While it was easy and simple to dress the part, the women in hiding often took up chewing tobacco, the gaits of their brethren, and the accents and attitudes of those in their regiment. The more a woman could assimilate, both appearance and attitude wise, the less their chance of being discovered.
If she could throw a solid, deadly punch like Sarah Rosetta Wakeman, a woman who enlisted as Pvt. Lyons Wakeman, she could win over her fellow men with her strength. Others, like Loreta Velazquez, donned disguises like a fake mustache to make their femininity increasingly believable.
How, exactly, was it that these brave female soldiers of the late 1800s were discovered? Some were found out by their superiors; their gender brought to the forefront when they fell victim to injury by the enemy.

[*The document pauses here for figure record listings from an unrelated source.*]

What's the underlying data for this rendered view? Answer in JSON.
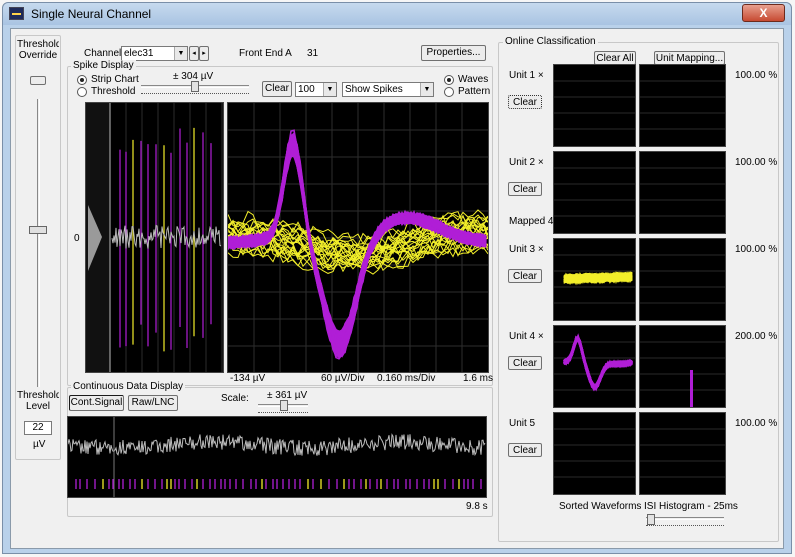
{
  "window": {
    "title": "Single Neural Channel",
    "close_glyph": "X"
  },
  "left": {
    "threshold_override_label": "Threshold Override",
    "threshold_level_label": "Threshold Level",
    "threshold_value": "22",
    "threshold_unit": "µV"
  },
  "channel": {
    "label": "Channel",
    "selected": "elec31",
    "frontend_label": "Front End A",
    "frontend_value": "31",
    "properties_button": "Properties..."
  },
  "spike_display": {
    "group_label": "Spike Display",
    "strip_chart_label": "Strip Chart",
    "threshold_label": "Threshold",
    "scale_text": "± 304 µV",
    "clear_button": "Clear",
    "count_value": "100",
    "show_mode": "Show Spikes",
    "waves_label": "Waves",
    "pattern_label": "Pattern",
    "zero_label": "0",
    "bottom_left": "-134 µV",
    "bottom_mid1": "60 µV/Div",
    "bottom_mid2": "0.160 ms/Div",
    "bottom_right": "1.6 ms"
  },
  "continuous": {
    "group_label": "Continuous Data Display",
    "cont_signal_button": "Cont.Signal",
    "raw_lnc_button": "Raw/LNC",
    "scale_label": "Scale:",
    "scale_text": "± 361 µV",
    "duration_label": "9.8 s"
  },
  "online": {
    "group_label": "Online Classification",
    "clear_all_button": "Clear All",
    "unit_mapping_button": "Unit Mapping...",
    "units": [
      {
        "name": "Unit 1 ×",
        "clear": "Clear",
        "pct": "100.00 %",
        "note": ""
      },
      {
        "name": "Unit 2 ×",
        "clear": "Clear",
        "pct": "100.00 %",
        "note": "Mapped 4"
      },
      {
        "name": "Unit 3 ×",
        "clear": "Clear",
        "pct": "100.00 %",
        "note": ""
      },
      {
        "name": "Unit 4 ×",
        "clear": "Clear",
        "pct": "200.00 %",
        "note": ""
      },
      {
        "name": "Unit 5",
        "clear": "Clear",
        "pct": "100.00 %",
        "note": ""
      }
    ],
    "sorted_label": "Sorted Waveforms",
    "isi_label": "ISI Histogram - 25ms"
  },
  "colors": {
    "purple": "#b01ed6",
    "yellow": "#f2ee2a",
    "gray": "#bcbcbc"
  }
}
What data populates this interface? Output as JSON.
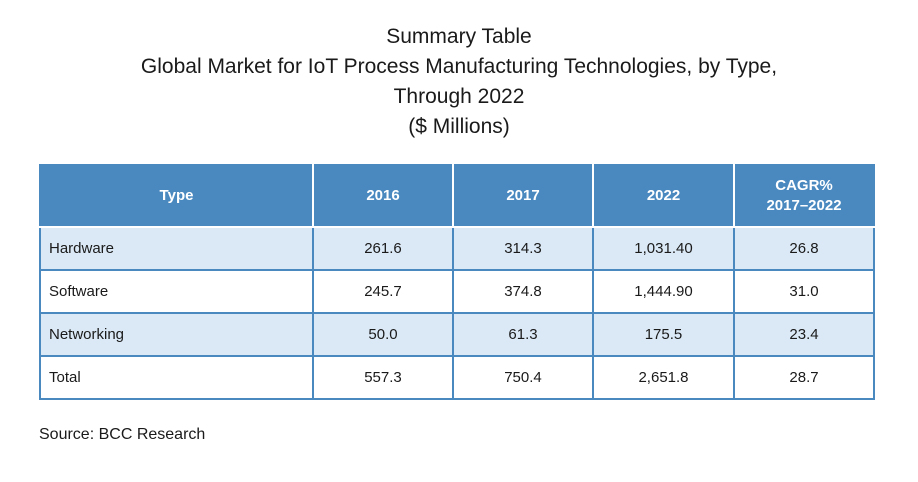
{
  "title": {
    "line1": "Summary Table",
    "line2": "Global Market for IoT Process Manufacturing Technologies, by Type,",
    "line3": "Through 2022",
    "line4": "($ Millions)"
  },
  "table": {
    "headers": {
      "type": "Type",
      "y2016": "2016",
      "y2017": "2017",
      "y2022": "2022",
      "cagr_line1": "CAGR%",
      "cagr_line2": "2017–2022"
    },
    "rows": [
      {
        "type": "Hardware",
        "y2016": "261.6",
        "y2017": "314.3",
        "y2022": "1,031.40",
        "cagr": "26.8"
      },
      {
        "type": "Software",
        "y2016": "245.7",
        "y2017": "374.8",
        "y2022": "1,444.90",
        "cagr": "31.0"
      },
      {
        "type": "Networking",
        "y2016": "50.0",
        "y2017": "61.3",
        "y2022": "175.5",
        "cagr": "23.4"
      },
      {
        "type": "Total",
        "y2016": "557.3",
        "y2017": "750.4",
        "y2022": "2,651.8",
        "cagr": "28.7"
      }
    ]
  },
  "source": "Source: BCC Research",
  "colors": {
    "header_bg": "#4a89c0",
    "shaded_row_bg": "#dbe9f6",
    "border": "#4a89c0"
  }
}
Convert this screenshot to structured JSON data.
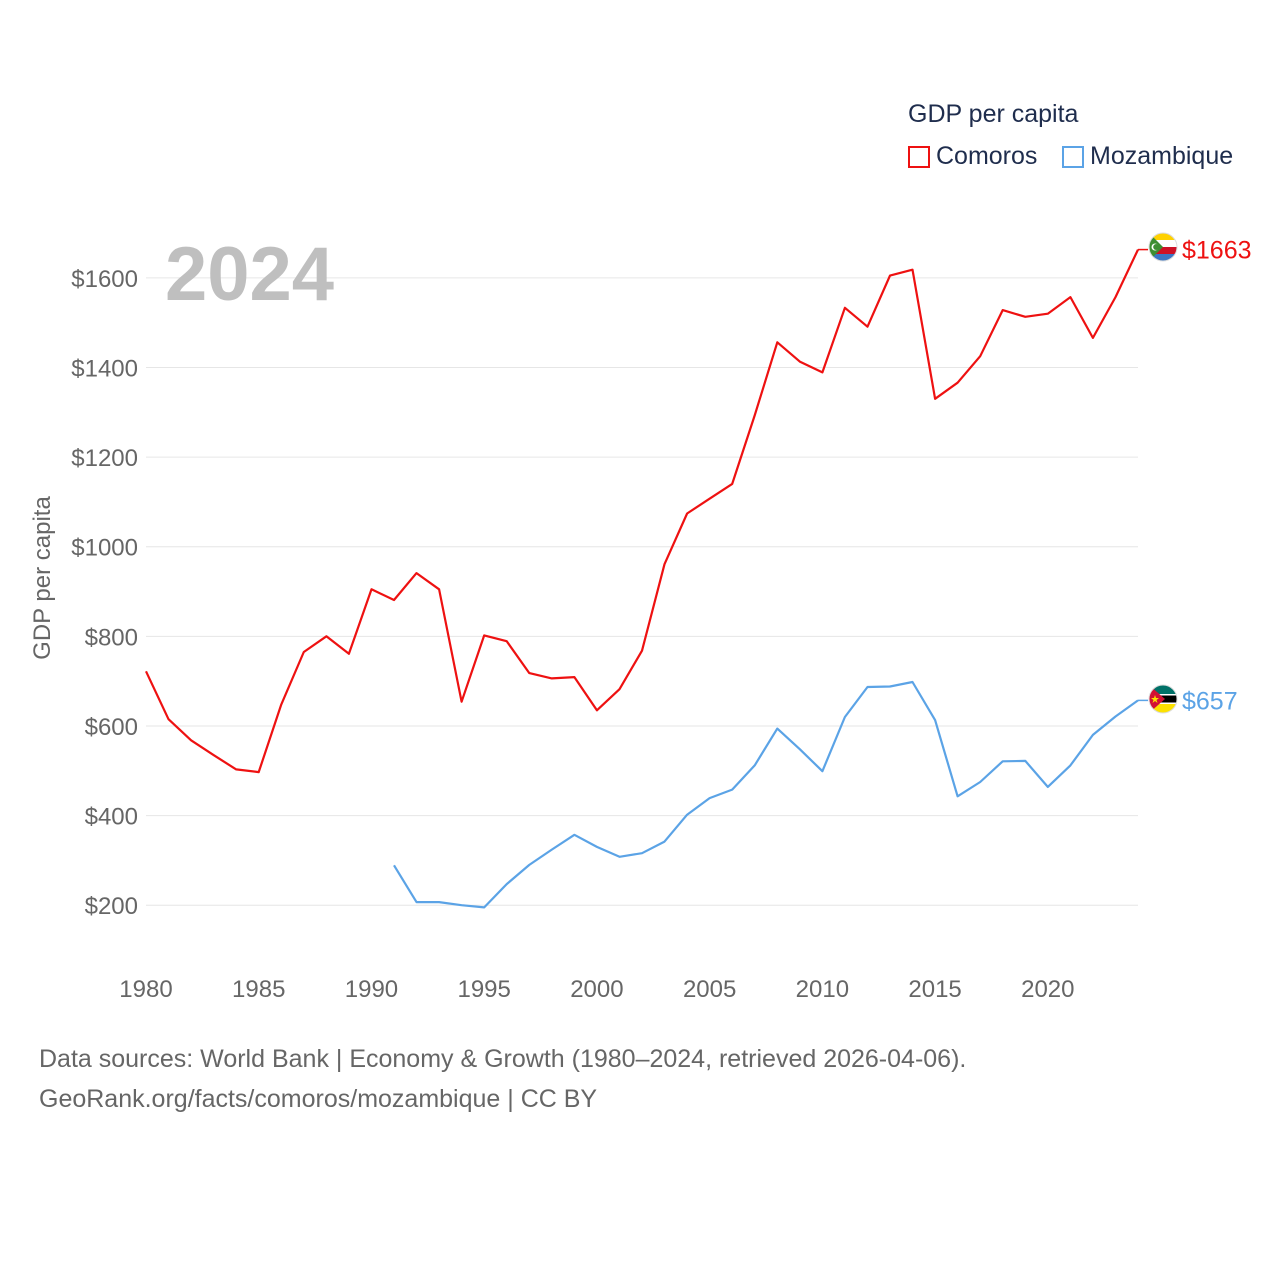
{
  "legend": {
    "title": "GDP per capita",
    "items": [
      {
        "label": "Comoros",
        "color": "#ee1111"
      },
      {
        "label": "Mozambique",
        "color": "#5ba3e6"
      }
    ]
  },
  "year_display": "2024",
  "source": {
    "line1": "Data sources: World Bank | Economy & Growth (1980–2024, retrieved 2026-04-06).",
    "line2": "GeoRank.org/facts/comoros/mozambique | CC BY"
  },
  "chart_data": {
    "type": "line",
    "title": "GDP per capita",
    "xlabel": "",
    "ylabel": "GDP per capita",
    "xlim": [
      1980,
      2024
    ],
    "ylim": [
      100,
      1700
    ],
    "x_ticks": [
      1980,
      1985,
      1990,
      1995,
      2000,
      2005,
      2010,
      2015,
      2020
    ],
    "x_tick_labels": [
      "1980",
      "1985",
      "1990",
      "1995",
      "2000",
      "2005",
      "2010",
      "2015",
      "2020"
    ],
    "y_ticks": [
      200,
      400,
      600,
      800,
      1000,
      1200,
      1400,
      1600
    ],
    "y_tick_labels": [
      "$200",
      "$400",
      "$600",
      "$800",
      "$1000",
      "$1200",
      "$1400",
      "$1600"
    ],
    "grid": true,
    "legend_position": "top-right",
    "series": [
      {
        "name": "Comoros",
        "color": "#ee1111",
        "end_label": "$1663",
        "flag_icon": "comoros-flag-icon",
        "x": [
          1980,
          1981,
          1982,
          1983,
          1984,
          1985,
          1986,
          1987,
          1988,
          1989,
          1990,
          1991,
          1992,
          1993,
          1994,
          1995,
          1996,
          1997,
          1998,
          1999,
          2000,
          2001,
          2002,
          2003,
          2004,
          2005,
          2006,
          2007,
          2008,
          2009,
          2010,
          2011,
          2012,
          2013,
          2014,
          2015,
          2016,
          2017,
          2018,
          2019,
          2020,
          2021,
          2022,
          2023,
          2024
        ],
        "values": [
          722,
          615,
          568,
          535,
          503,
          497,
          648,
          765,
          800,
          761,
          905,
          881,
          941,
          905,
          654,
          802,
          789,
          718,
          706,
          709,
          635,
          682,
          768,
          961,
          1074,
          1107,
          1140,
          1293,
          1456,
          1413,
          1389,
          1533,
          1491,
          1605,
          1618,
          1330,
          1366,
          1425,
          1528,
          1513,
          1520,
          1557,
          1466,
          1557,
          1663
        ]
      },
      {
        "name": "Mozambique",
        "color": "#5ba3e6",
        "end_label": "$657",
        "flag_icon": "mozambique-flag-icon",
        "x": [
          1991,
          1992,
          1993,
          1994,
          1995,
          1996,
          1997,
          1998,
          1999,
          2000,
          2001,
          2002,
          2003,
          2004,
          2005,
          2006,
          2007,
          2008,
          2009,
          2010,
          2011,
          2012,
          2013,
          2014,
          2015,
          2016,
          2017,
          2018,
          2019,
          2020,
          2021,
          2022,
          2023,
          2024
        ],
        "values": [
          289,
          207,
          207,
          200,
          195,
          247,
          290,
          324,
          357,
          330,
          308,
          316,
          342,
          402,
          439,
          458,
          512,
          594,
          548,
          499,
          620,
          687,
          688,
          698,
          613,
          443,
          475,
          521,
          522,
          464,
          512,
          580,
          621,
          657
        ]
      }
    ]
  }
}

Upon discovery, some were imprisoned; others, however, were simply sympathized with. For example, France Louisa Clayton enlisted into the Union army as Jack Williams alongside her husband as 1861. Although her husband died nearby her position on a Civil War battlefield, Clayton moved past his body and stepped even further into the battle to ensure she carried on the Confederate cause.
War also proved financially beneficial, as a woman disguised as a man in the army could make almost double that of the average housemaid of the time.
So, how many women served under the cover of falsified manhood during the war? Additionally, an important clue to understanding just how many women enlisted during the years of the Civil War appeared in 1863, right in the midst of the conflict, when a burial site for Union soldiers was uncovered in Gettysburg, Pennsylvania.
This historic site revealed that women lay among the men preserved at the site, the bodies of women clothed in Confederate uniforms. This early discovery upon the battlefield itself indicated that the number of women hidden within Civil War army ranks was greater than anticipated. Unfortunately, because so many women had to enter the military in a clandestine manner, the exact number who served is unknown.
Many historians believe the number lies over 1000 female soldiers, all of whom made a difference within American history — ensconced in disguises and motivated to save their city or state, these women truly made an impact on the battles, whether remembered or not.